Proceeds from the gala auction, which will be carried on Christie’s LIVE at www.christies.com, will be divided among Oceana, Conservation International, Natural Resources Defense Council and the Central Park Conservancy.
Other top stars signing on to the host committee include Harrison Ford, Ed Norton, Tobey Maguire, Brooke Shields, Salma Hayek, Sarah Jessica Parker, Cameron Diaz and Alec Baldwin.
Christie’s is waiving all fees and commissions associated with the sale, and a companion silent auction will run from April 8 to May 6 on www.abidtosavetheearth.org. Native Energy will provide carbon offsets – reduced carbon emissions to counter those associated with the event.
While the auction house could not speculate how much might be raised, charity auctions have raked in big bucks in recent years.
Riding a hot market, a sale of contemporary art spearheaded by rocker Bono and British artist Damien Hirst to benefit AIDS in Africa two years ago saw collectors open their wallets and shell out more than US$40 million, with prices far exceeding pre-sale estimates.
And while the financial crisis has struck hard, experts say the art market is well on the road to strong recovery in view of the US$104 million paid earlier this week at a London auction for Giacometti’s Walking Man I.

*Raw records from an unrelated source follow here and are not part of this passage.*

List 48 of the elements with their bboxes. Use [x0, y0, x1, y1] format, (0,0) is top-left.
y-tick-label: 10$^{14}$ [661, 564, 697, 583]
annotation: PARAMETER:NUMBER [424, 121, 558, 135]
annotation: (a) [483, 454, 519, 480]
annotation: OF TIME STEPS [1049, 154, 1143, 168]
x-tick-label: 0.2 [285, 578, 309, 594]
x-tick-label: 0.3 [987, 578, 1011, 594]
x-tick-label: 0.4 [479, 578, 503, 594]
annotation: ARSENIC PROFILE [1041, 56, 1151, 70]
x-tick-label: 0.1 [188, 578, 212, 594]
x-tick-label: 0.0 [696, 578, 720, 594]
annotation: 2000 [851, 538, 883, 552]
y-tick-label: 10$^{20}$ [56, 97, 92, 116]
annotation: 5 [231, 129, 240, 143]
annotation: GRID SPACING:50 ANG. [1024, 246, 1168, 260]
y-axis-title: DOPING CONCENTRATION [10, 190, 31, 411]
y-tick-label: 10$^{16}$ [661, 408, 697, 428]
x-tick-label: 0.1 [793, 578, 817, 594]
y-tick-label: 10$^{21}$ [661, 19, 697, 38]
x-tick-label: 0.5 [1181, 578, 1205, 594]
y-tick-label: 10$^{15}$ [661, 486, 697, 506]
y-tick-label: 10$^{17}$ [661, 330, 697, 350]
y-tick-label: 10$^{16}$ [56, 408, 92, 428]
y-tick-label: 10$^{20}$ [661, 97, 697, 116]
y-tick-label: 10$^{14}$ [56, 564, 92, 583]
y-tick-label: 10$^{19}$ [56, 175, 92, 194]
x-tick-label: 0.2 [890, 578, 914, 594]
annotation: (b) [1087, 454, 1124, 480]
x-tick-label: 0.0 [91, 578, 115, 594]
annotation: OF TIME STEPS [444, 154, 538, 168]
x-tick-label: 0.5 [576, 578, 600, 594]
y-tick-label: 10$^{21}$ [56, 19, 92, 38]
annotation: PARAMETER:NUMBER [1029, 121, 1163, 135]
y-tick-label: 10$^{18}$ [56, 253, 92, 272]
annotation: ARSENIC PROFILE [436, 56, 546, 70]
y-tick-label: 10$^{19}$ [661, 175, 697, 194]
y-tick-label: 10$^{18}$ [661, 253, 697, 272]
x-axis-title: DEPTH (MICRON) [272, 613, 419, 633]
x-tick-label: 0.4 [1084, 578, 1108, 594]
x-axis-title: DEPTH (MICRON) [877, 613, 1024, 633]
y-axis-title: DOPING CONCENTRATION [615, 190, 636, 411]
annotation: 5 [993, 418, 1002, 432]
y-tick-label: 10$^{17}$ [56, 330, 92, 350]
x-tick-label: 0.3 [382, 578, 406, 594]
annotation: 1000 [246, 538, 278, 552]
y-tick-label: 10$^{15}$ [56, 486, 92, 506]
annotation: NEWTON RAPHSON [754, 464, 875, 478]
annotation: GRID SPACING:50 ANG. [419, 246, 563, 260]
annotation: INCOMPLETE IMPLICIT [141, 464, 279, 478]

Raising awareness and stimulating even small donations to environmental concerns is a chief goal of the event, organisers said.
Accordingly, those on a more modest budget will be able to grab a piece of the action, with fashion mecca Barney’s New York offering a series of specially designed US$40 T-shirts as a tie-in with the event.
Naturally, they’re 100 certified organic cotton.